Despite witnessing war crimes, which included the destruction of their historic church and the torching of their homes, the villagers stayed strong, escorting paratroopers to safety and hiding other paratroopers in their homes and barns. Along with twenty other men, my father survived with the courageous aid of the Rigault family. A German patrol entered the family barn but did not venture into the loft where the Americans were hiding. The family subsequently arranged on June 15, 1944 for the paratroopers to be transported at night in a canal boat to the safety of U.S. forces in Carentan. By this time, U.S. forces had liberated Carentan, which is ten kilometers north of Graignes. The villagers had saved about 110 paratroopers, most of whom subsequently accompanied S/Sgt. Rabe on the epic journey through Europe. In the Rhineland area, the paratroopers of Graignes liberated thousands of Eastern European slave laborers from their nightmare existence in Nazi war factories.
In writing my father into history, challenges confronted an academic historian. Legitimate questions of conflict of interest, credibility, and bias arose. I found, however, that these questions could be addressed. My father made no major decisions at Graignes. He was a private first class on D-Day, although he would receive a battlefield promotion to corporal, because his mortar team destroyed a German mortar at Graignes. His stories were subjected to the same test I applied to interviews and memoirs of the French, German and American participants. Could the tale be sustained by a second source? My father recounted that, shortly after landing in Normandy, he and Private Willie Coates took out a German motorcycle and sidecar. But I left the relevant incident out of the book, because I found scant information on Private Coates. On the other hand, the post-traumatic stress disorder that afflicted my father and most paratroopers could be proven. In middle age, S/Sgt. Rabe suddenly became frightened of bodies of water and could no longer put his head underwater. He told my brother that water prompted visions of drowning paratroopers in his mind’s eye. The Germans had backed up the rivers of Normandy, flooding the fields. Numerous paratroopers drowned on D-Day, as they became entangled in their parachutes. Private Harold Premo, who jumped two places behind my father, drowned.

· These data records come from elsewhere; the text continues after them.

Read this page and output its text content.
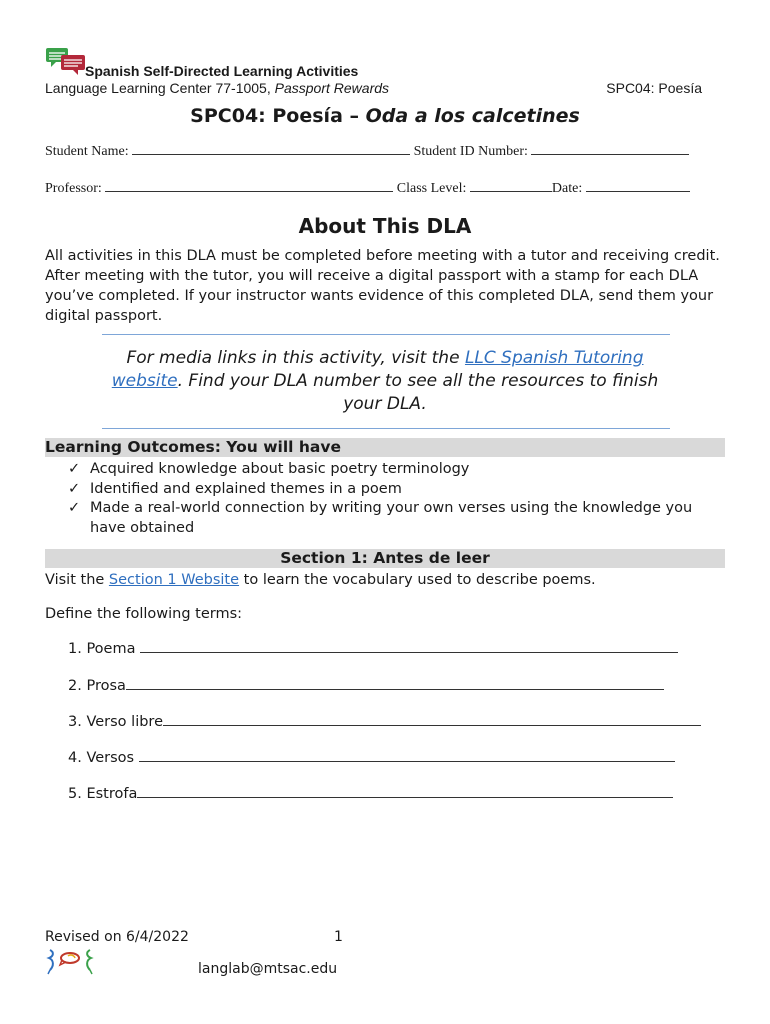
Spanish Self-Directed Learning Activities
Language Learning Center 77-1005, Passport Rewards	SPC04: Poesía
SPC04: Poesía – Oda a los calcetines
Student Name:	Student ID Number:
Professor:	Class Level:	Date:
About This DLA
All activities in this DLA must be completed before meeting with a tutor and receiving credit. After meeting with the tutor, you will receive a digital passport with a stamp for each DLA you’ve completed. If your instructor wants evidence of this completed DLA, send them your digital passport.
For media links in this activity, visit the LLC Spanish Tutoring website. Find your DLA number to see all the resources to finish your DLA.
Learning Outcomes: You will have
✓ Acquired knowledge about basic poetry terminology
✓ Identified and explained themes in a poem
✓ Made a real-world connection by writing your own verses using the knowledge you have obtained
Section 1: Antes de leer
Visit the Section 1 Website to learn the vocabulary used to describe poems.
Define the following terms:
1. Poema
2. Prosa
3. Verso libre
4. Versos
5. Estrofa
Revised on 6/4/2022	1
langlab@mtsac.edu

The story of Graignes is principally about the villagers, especially the women of Graignes. Women surreptitiously entered occupied villages to find food supplies for the paratroopers. The Rigault sisters, Odette and Marthe, found paratroopers hiding in hedgerows and led them to the family barn. Marthe Rigault recently celebrated her ninetieth birthday. On her mantel is a commendation to her father from General Dwight Eisenhower and letters of appreciation to the family from Presidents Ronald Reagan and Barack Obama. Also displayed is the Distinguished Service Medal that she and Odette received in 1986 in a grand ceremony presided over by the Secretary of the U.S. Army. It is an overwhelming experience to meet someone who saved your father’s life and made the life of your little grandson possible. On this issue, I confess bias.